Permintaan restorasi dan rehabilitasi DAS Sagea, katanya, sudah perusahaan lakukan di beberapa wilayah sesuai arahan Kementerian Lingkungan Hidup dan Kehutanan serta berdasarkan aturan berlaku.

Soal tanggung jawab  atas sungai keruh, katanya, perusahaan siap membantu penyelidikan dengan bekerjasama dengan instansi terkait.

“Kami juga berkomitmen mencegah ini terjadi di tempat perusahaan melakukan kegiatan,” kata WBN.

 

Muara Sungai Sagea, Agustus 2023….Foto: Adlun/Save Sagea

 

Setop tambang nikel di Maluku Utara

Pada 4 September lalu, Dinas Lingkungan Hidup Maluku Utara mengeluarkan  surat rekomendasi  pada WBN, PT Halmahera Sukses Mineral. PT Tekindo Energi, PT First Pacific Mining, dan PT Karunia Sagea Mineral. Dinas nyatakan, agar kelima perusahaan menghentikan sementara operasi di Halmahera Tengah.

Climate Rights  International  (CRI) dalam rilis September lalu mendesak Pemerintah Indonesia merespons rekomendasi Dinas Lingkungan Hidup Maluku Utara atas pencemaran sungai di Sagea Halmahera Tengah dan setop sementara aktivitas lima perusahaan tambang nikel agar kebutuhan air bersih masyarakat terjaga.

Lima perusahaan yang berada di sekitar Sagea, sebut CRI,   harus menghentikan sementara kegiatan tambang hingga pencemaran sungai dapat diatasi.
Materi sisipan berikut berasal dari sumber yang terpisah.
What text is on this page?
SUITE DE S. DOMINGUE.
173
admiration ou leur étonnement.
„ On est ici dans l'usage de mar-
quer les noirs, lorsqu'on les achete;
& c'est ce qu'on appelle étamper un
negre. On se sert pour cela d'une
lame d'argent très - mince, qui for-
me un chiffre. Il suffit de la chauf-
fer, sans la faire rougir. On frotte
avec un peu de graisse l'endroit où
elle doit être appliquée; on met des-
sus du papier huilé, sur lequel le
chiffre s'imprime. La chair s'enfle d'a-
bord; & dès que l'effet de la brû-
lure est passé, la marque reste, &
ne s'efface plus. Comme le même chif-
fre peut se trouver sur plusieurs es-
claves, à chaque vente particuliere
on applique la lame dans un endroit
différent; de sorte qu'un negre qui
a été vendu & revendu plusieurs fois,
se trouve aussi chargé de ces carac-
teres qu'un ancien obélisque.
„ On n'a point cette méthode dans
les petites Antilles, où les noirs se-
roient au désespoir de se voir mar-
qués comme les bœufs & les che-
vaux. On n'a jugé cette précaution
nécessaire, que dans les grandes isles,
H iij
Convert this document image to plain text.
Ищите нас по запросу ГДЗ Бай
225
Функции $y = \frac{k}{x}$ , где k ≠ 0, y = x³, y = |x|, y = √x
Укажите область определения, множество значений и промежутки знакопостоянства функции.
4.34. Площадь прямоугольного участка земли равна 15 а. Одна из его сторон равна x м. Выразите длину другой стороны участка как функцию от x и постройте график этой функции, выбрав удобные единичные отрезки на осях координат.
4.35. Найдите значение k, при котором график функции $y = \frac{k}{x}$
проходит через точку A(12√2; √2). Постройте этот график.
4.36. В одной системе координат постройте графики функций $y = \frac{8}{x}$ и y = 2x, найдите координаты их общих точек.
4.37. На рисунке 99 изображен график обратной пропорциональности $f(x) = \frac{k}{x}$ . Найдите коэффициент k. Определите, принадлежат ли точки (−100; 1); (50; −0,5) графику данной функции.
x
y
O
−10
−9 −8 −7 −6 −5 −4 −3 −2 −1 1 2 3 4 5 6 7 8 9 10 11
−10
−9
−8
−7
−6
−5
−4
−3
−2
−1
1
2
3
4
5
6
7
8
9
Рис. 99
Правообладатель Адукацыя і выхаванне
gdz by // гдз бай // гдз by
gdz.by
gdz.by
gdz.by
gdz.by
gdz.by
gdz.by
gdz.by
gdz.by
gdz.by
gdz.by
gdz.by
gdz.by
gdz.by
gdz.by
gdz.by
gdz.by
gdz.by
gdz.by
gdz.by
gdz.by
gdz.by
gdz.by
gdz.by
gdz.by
Selain itu, harus memastikan tak ada lagi pencemaran sungai dan air tanah di masa mendatang.

“Kendati nikel adalah mineral penting untuk baterai kendaraan listrik dan untuk melawan perubahan iklim, pertambangan harus aman bagi masyarakat lokal dan lingkungan,” kata Brad Adams, Direktur Eksekutif Climate Rights International.

Dia bilang,   bagi masyarakat yang bergantung pada sungai dan air tanah, pencemaran lingkungan akan sangat berdampak.

Pemerintah pusat, katanya,  harus menghentikan sementara tambang yang merusak sampai ada langkah preventif ke depan.

Masyarakat di Desa Sagea, mengatakan, pada CRI bahwa air sungai Sagea itu sangat keruh, yang mengindikasikan ada peningkatan sedimentasi tanah dari hulu.

“Masyarakat desa, mayoritas bergantung pada air sungai dan air bawah tanah yang mengalir melalui gua karst.”

Indonesia adalah penghasil nikel terbesar di dunia, menyuplai 48.8% total produksi nikel global pada 2022. Sekitar 30% nikel dihasilkan di Maluku Utara.

Produksi nikel dari mengeruk permukaan dangkal tanah dan dengan penambangan terbuka (open pit), sebuah metode pengerukan tanah untuk mengekstrasi bijih.

Penambangan terbuka, sebut CRI,  membahayakan lingkungan, termasuk risiko pencemaran air dan udara, habitat hilang, serta erosi dan tanah longsor. Dampak ini dapat dihindari kalau perusahaan menerapkan standar lingkungan ketat, termasuk pengelolaan dan pembuangan limbah, memonitor kualitas air, dan menampilkan data secara transparan agar mudah diakses publik.

“Industri pertambangan harus memperbaiki praktiknya. Mereka mengeruk keuntungan dari nikel dan memiliki kewajiban memberikan dana untuk menjaga masyarakat lokal dari pencemaran dan ancaman lain.”